Demonetisation was an attack on the stock of black money and the biggest takeaway in the Budget is the reform and measures introduced on electoral funding, which will help in attacking the root cause of corruption in India. FICCI had represented to the government for bringing in such measures to enhance transparency in line with the tenets of good governance and the government deserves full marks for this bold and pragmatic measure.

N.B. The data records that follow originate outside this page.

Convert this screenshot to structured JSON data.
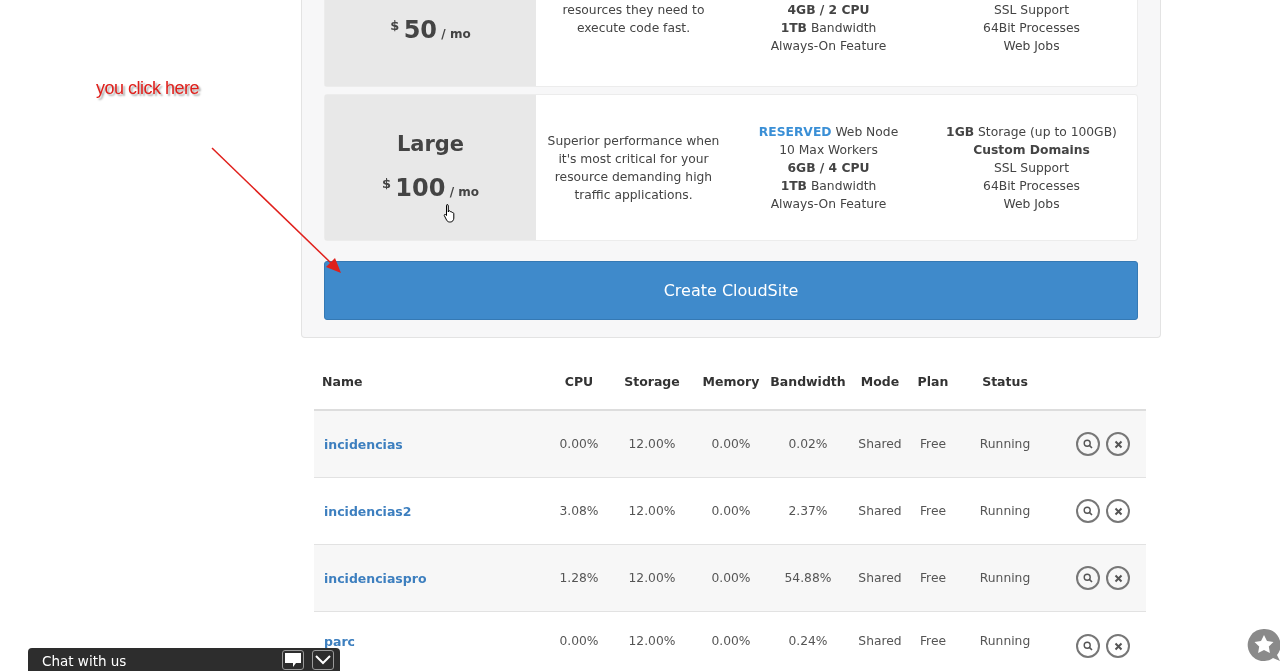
{
  "annotation": {
    "text": "you click here"
  },
  "plans": [
    {
      "currency": "$",
      "amount": "50",
      "period": "/ mo",
      "description": [
        "resources they need to",
        "execute code fast."
      ],
      "features": [
        "**4GB / 2 CPU**",
        "**1TB** Bandwidth",
        "Always-On Feature"
      ],
      "extras": [
        "SSL Support",
        "64Bit Processes",
        "Web Jobs"
      ]
    },
    {
      "name": "Large",
      "currency": "$",
      "amount": "100",
      "period": "/ mo",
      "description": [
        "Superior performance when",
        "it's most critical for your",
        "resource demanding high",
        "traffic applications."
      ],
      "features": [
        "**RESERVED** Web Node",
        "10 Max Workers",
        "**6GB / 4 CPU**",
        "**1TB** Bandwidth",
        "Always-On Feature"
      ],
      "extras": [
        "**1GB** Storage (up to 100GB)",
        "**Custom Domains**",
        "SSL Support",
        "64Bit Processes",
        "Web Jobs"
      ]
    }
  ],
  "create_button": {
    "label": "Create CloudSite"
  },
  "table": {
    "columns": [
      "Name",
      "CPU",
      "Storage",
      "Memory",
      "Bandwidth",
      "Mode",
      "Plan",
      "Status"
    ],
    "rows": [
      {
        "name": "incidencias",
        "cpu": "0.00%",
        "storage": "12.00%",
        "memory": "0.00%",
        "bandwidth": "0.02%",
        "mode": "Shared",
        "plan": "Free",
        "status": "Running"
      },
      {
        "name": "incidencias2",
        "cpu": "3.08%",
        "storage": "12.00%",
        "memory": "0.00%",
        "bandwidth": "2.37%",
        "mode": "Shared",
        "plan": "Free",
        "status": "Running"
      },
      {
        "name": "incidenciaspro",
        "cpu": "1.28%",
        "storage": "12.00%",
        "memory": "0.00%",
        "bandwidth": "54.88%",
        "mode": "Shared",
        "plan": "Free",
        "status": "Running"
      },
      {
        "name": "parc",
        "cpu": "0.00%",
        "storage": "12.00%",
        "memory": "0.00%",
        "bandwidth": "0.24%",
        "mode": "Shared",
        "plan": "Free",
        "status": "Running"
      }
    ]
  },
  "chat": {
    "label": "Chat with us"
  }
}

In pursuance of its objective to double the income of farmers in five years' time, the government has significantly enhanced the allocations under several agrieconomy directed schemes including those related to farm credit, crop insurance, soil health, irrigation, market infrastructure, dairy farming et al. These endeavours comprising the alltime high annual allocation for the reformed MNREGA scheme will aid in improving the income levels in rural areas and generate a swathe of new jobs across vast parts of the nation. This can be deemed as a clear boost for generating demand on a large scale.

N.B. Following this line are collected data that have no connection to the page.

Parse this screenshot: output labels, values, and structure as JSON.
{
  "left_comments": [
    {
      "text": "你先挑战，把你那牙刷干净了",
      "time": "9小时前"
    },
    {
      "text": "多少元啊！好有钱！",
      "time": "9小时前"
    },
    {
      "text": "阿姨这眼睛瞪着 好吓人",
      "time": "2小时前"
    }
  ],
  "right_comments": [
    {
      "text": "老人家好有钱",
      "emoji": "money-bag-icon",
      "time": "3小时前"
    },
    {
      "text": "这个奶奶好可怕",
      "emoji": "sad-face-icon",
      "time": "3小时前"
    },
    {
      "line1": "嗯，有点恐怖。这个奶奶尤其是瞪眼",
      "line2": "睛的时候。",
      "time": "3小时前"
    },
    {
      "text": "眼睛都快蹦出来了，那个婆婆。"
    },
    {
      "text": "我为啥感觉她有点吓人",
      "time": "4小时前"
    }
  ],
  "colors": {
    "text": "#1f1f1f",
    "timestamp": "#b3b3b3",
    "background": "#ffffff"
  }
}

It was also heartening to witness that the budget contains many measures which emphasise on the need to have a strong education and skill development framework in the country to capitalise on the demographic dividend. The moves to measure annual learning outcomes in the schools, setting up of an innovation fund for secondary education to encourage local innovation, ushering reforms in UGC for providing greater administrative and academic autonomy to good quality institutions, launching of the Swayam platform for online courses and linking it with DTH channels and enhancing the reach of Pradhan Mantri Kaushal Kendras, will considerably build on the gains made in the areas of education and vocational training and empower the country's youth to obtain gainful jobs.

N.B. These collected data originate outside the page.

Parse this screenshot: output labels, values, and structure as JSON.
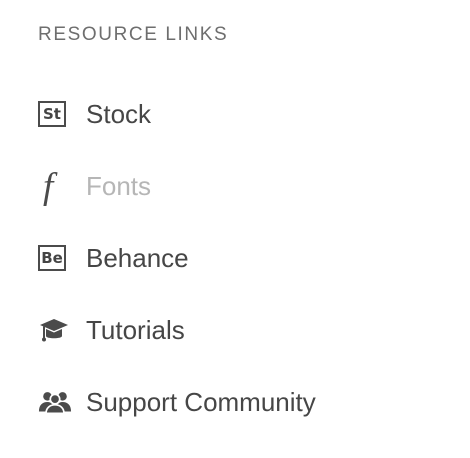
{
  "section": {
    "title": "RESOURCE LINKS"
  },
  "links": [
    {
      "label": "Stock",
      "icon": "stock-icon",
      "icon_text": "St",
      "enabled": true
    },
    {
      "label": "Fonts",
      "icon": "fonts-icon",
      "icon_text": "f",
      "enabled": false
    },
    {
      "label": "Behance",
      "icon": "behance-icon",
      "icon_text": "Be",
      "enabled": true
    },
    {
      "label": "Tutorials",
      "icon": "graduation-cap-icon",
      "enabled": true
    },
    {
      "label": "Support Community",
      "icon": "people-icon",
      "enabled": true
    }
  ],
  "colors": {
    "background": "#ffffff",
    "text": "#464646",
    "muted_text": "#b6b6b6",
    "section_title": "#6e6e6e",
    "icon": "#4b4b4b"
  }
}
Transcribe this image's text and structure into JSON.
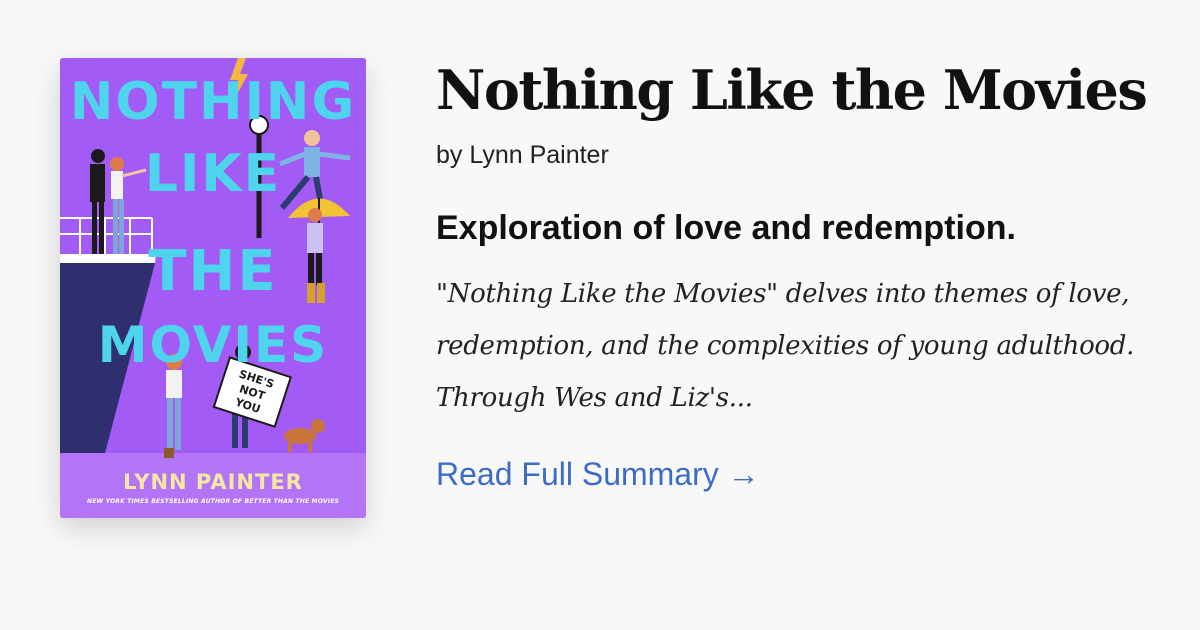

It is evident that with the inclusion of the Railway Budget in the main Budget, the government was able to focus on development of the transportation network within the country in an integrated manner. The major plans as outlined by the Finance Minister on infrastructure development will augment the service quality and bring in greater efficiency in the operations of our railways, ports, roads and highways. In addition, the extension of infrastructure sector status to affordable housing segment will have a multiplier effect as the housing sector has linkages to almost 200 industries across the economy.
Financial sector, the backbone of the economy, received deserving attention in this budget. The abolition of the Foreign Investment Promotion Board was in the right direction as 90 per cent of the FDI inflows are coming through the automatic route. This is again a testament of the administration's resolve to have more governance and less government.
Besides, the announcement to list PSEs in the Railways sector, launch of a new Exchange Traded Fund with diversified CPSE stocks and other government holdings along with the already indicated listing of the five public sector general insurance companies indicates a new philosophy with regard to disinvestment.
On the banking side, the Finance Minister allocated Rs. 10,000 crores for capitalising public sector banks but FICCI feels that this figure will have to be increased during the course of the next fiscal given the actual requirements of the banks and the need to support growth. Additionally, as was suggested in the Economic Survey, industry looks forward to the government's plan to set up a Public Sector Asset Rehabilitation Agency. Such
an institution, on which FICCI has shared its own research with the Finance Ministry, is the need of the hour.
Following demonetisation, it is now imperative to promote the usage of digital payments within the economy. Continuing with its efforts to incentivise 'going digital', the government made some announcements on expected lines such as the setting up of a specialised Payments Regulatory Board within the Reserve Bank of India to bring into greater focus the important issue of interoperability as well as how the agility of FinTech companies can be gainfully leveraged by banks and financial institutions. FICCI has recently launched a platform to synthesise the viewpoints of the stakeholders and will engage with the regulator and government on this issue.
The announcement to reduce the income tax rate for MSMEs with an annual turnover of up to Rs. 50 crore is geared towards expanding the tax base in the economy and giving a thrust to employment generation. This will benefit scores of small business units in both the manufacturing and services segments. It is a clear encouragement to businesses to move over to the formal economy.
The reduction in the tax rate for individuals in the lowest income tax slab will leave more disposable income in the hands of the people which will enhance consumption demand in the economy that took a hit due to demonetisation. On the face of it, this step may not appear significant, but a 50 per cent reduction in tax liability is a huge positive for the maximum number of tax payers. The Finance Minister has gone the Keynesian way to stimulate growth in the economy through higher demand.